In addition to its distinct flavor, garlic can improve digestion, cardiovascular health, immunity, cognition and energy levels. This superfood may also reduce inflammation, balance cholesterol levels and even reduce the risk of cancer.
While there are numerous chemical components of garlic that have been studied, many of its beneficial effects can be attributed to a molecule called alliin. When garlic is crushed, chewed or chopped, it releases alliin and the enzyme alliinase, which together react to form the active metabolite of garlic, allicin. Allicin is a sulfur-containing compound that is broken down into fats and other sulfur-containing metabolites after ingestion. The sulfur is at least partially to blame for the unmistakable odor of garlic.

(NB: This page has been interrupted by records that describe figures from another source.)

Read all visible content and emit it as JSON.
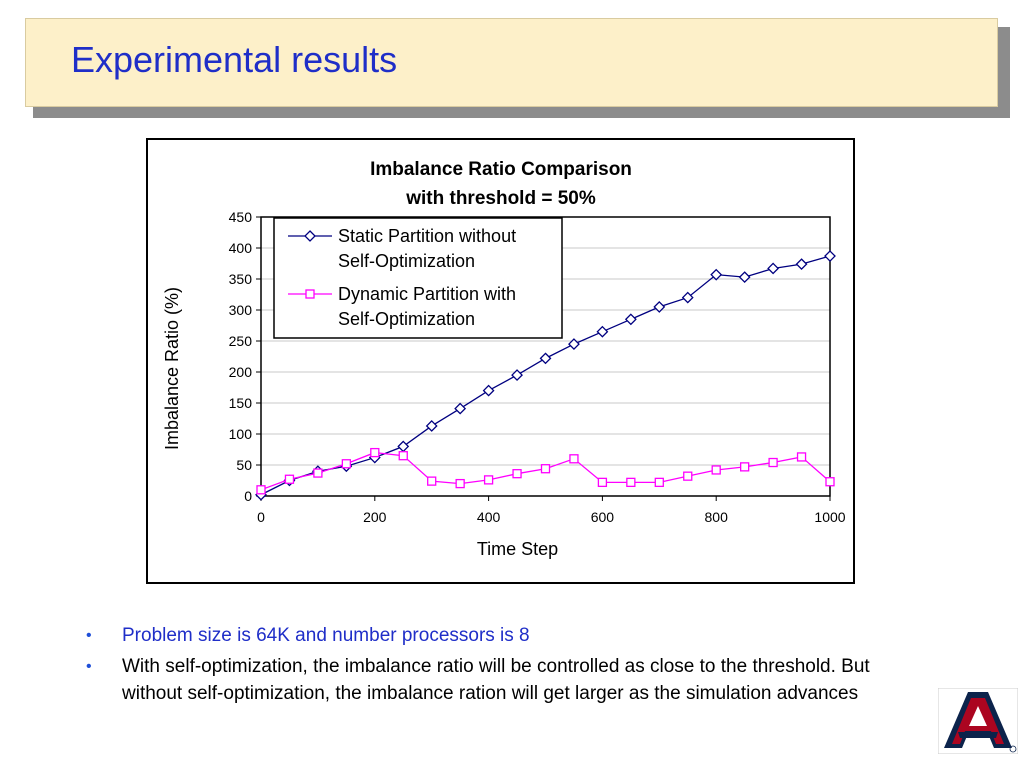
{
  "slide": {
    "title": "Experimental results",
    "bullets": [
      "Problem size is 64K and number processors is 8",
      "With self-optimization, the imbalance ratio will be controlled as close to the threshold. But without self-optimization, the imbalance ration will get larger as the simulation advances"
    ],
    "bullet_marker": "•",
    "title_color": "#1f2ec8",
    "title_background": "#fdf0c9"
  },
  "chart_data": {
    "type": "line",
    "title_lines": [
      "Imbalance Ratio Comparison",
      "with threshold = 50%"
    ],
    "xlabel": "Time Step",
    "ylabel": "Imbalance Ratio (%)",
    "xlim": [
      0,
      1000
    ],
    "ylim": [
      0,
      450
    ],
    "x_ticks": [
      "0",
      "200",
      "400",
      "600",
      "800",
      "1000"
    ],
    "y_ticks": [
      "0",
      "50",
      "100",
      "150",
      "200",
      "250",
      "300",
      "350",
      "400",
      "450"
    ],
    "grid": true,
    "legend_placement": "top-left",
    "x": [
      0,
      50,
      100,
      150,
      200,
      250,
      300,
      350,
      400,
      450,
      500,
      550,
      600,
      650,
      700,
      750,
      800,
      850,
      900,
      950,
      1000
    ],
    "series": [
      {
        "name_lines": [
          "Static Partition without",
          "Self-Optimization"
        ],
        "color": "#000080",
        "marker": "diamond",
        "values": [
          2,
          25,
          40,
          48,
          62,
          80,
          113,
          141,
          170,
          195,
          222,
          245,
          265,
          285,
          305,
          320,
          357,
          353,
          367,
          374,
          387
        ]
      },
      {
        "name_lines": [
          "Dynamic Partition with",
          "Self-Optimization"
        ],
        "color": "#ff00ff",
        "marker": "square",
        "values": [
          10,
          27,
          37,
          52,
          70,
          65,
          24,
          20,
          26,
          36,
          44,
          60,
          22,
          22,
          22,
          32,
          42,
          47,
          54,
          63,
          23
        ]
      }
    ]
  }
}
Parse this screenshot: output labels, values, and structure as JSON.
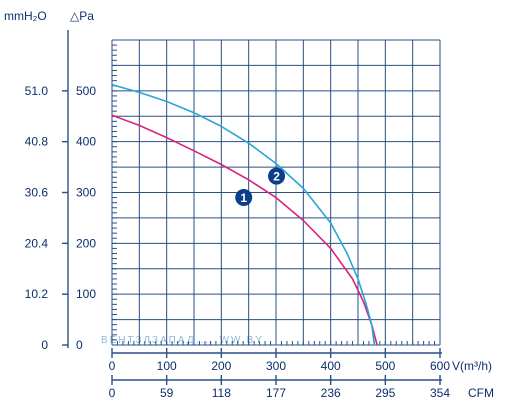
{
  "chart_data": {
    "type": "line",
    "left_unit_outer": "mmH₂O",
    "left_unit_inner": "△Pa",
    "x_unit": "V(m³/h)",
    "x2_unit": "CFM",
    "xlim": [
      0,
      600
    ],
    "ylim": [
      0,
      600
    ],
    "x_ticks": [
      "0",
      "100",
      "200",
      "300",
      "400",
      "500",
      "600"
    ],
    "x2_ticks": [
      "0",
      "59",
      "118",
      "177",
      "236",
      "295",
      "354"
    ],
    "y_ticks_pa": [
      "0",
      "100",
      "200",
      "300",
      "400",
      "500"
    ],
    "y_ticks_mm": [
      "0",
      "10.2",
      "20.4",
      "30.6",
      "40.8",
      "51.0"
    ],
    "grid": true,
    "watermark": "ВЕНТЗЛЗАПАД.....WW.BY",
    "series": [
      {
        "name": "1",
        "color": "#d8247c",
        "x": [
          0,
          50,
          100,
          150,
          200,
          250,
          300,
          350,
          400,
          440,
          460,
          475,
          485
        ],
        "y": [
          452,
          432,
          408,
          382,
          355,
          325,
          290,
          245,
          190,
          130,
          85,
          40,
          0
        ]
      },
      {
        "name": "2",
        "color": "#29a6d6",
        "x": [
          0,
          50,
          100,
          150,
          200,
          250,
          300,
          350,
          400,
          430,
          450,
          465,
          475,
          480
        ],
        "y": [
          512,
          497,
          479,
          457,
          430,
          397,
          357,
          308,
          240,
          180,
          130,
          80,
          40,
          0
        ]
      }
    ],
    "marker_color": "#0c3e8c"
  }
}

In addition to allicin and its metabolites, fresh garlic also contains other beneficial vitamins and molecules, including vitamin C, nitrates, selenium, molybdenum and a variety of amino acids.
In the body, the compounds in garlic affect cardiovascular health by stimulating blood vessel relaxation. Garlic is also considered a prebiotic, promoting digestive health by providing nutrients to the bacteria that inhabit the gut.
The sulfur-containing metabolites in garlic influence a variety of other important signaling enzymes that are involved in inflammatory gene transcription, cancer signaling and even fat storage. In the lab and in mice, garlic can also detoxify from heavy metal exposure and can interact with iron to prevent excess absorption into the bloodstream. Supplementation with garlic also reduced overall cholesterol and improved LDL/HDL ratios in human studies.
Although garlic truly lives up to its "superfood" designation with all the bioactive compounds and metabolites, there are some downsides. Most importantly, too much garlic can be dangerous for those with low blood pressure. Garlic can also interact with enzymes that affect the metabolism of many medications.
HOW TO USE IT
Mangia! If you want to add beneficial garlic to your diet, be sure to physically disturb the cloves before consuming or cooking to promote the formation of allicin and be aware that not all forms of preparation are created equal. Microwaving garlic can degrade important compounds, while sautéing or roasting generally preserves them.
If you just can't stomach the strong flavor of garlic in your food, you can still get all the benefits through supplementation with garlic oil. Aged or boiled garlic also has many of the benefits of fresh garlic but without the strong odor. When supplementing with garlic, carefully monitor your dosage. For a 180-pound person, garlic can be toxic above 18 grams per day.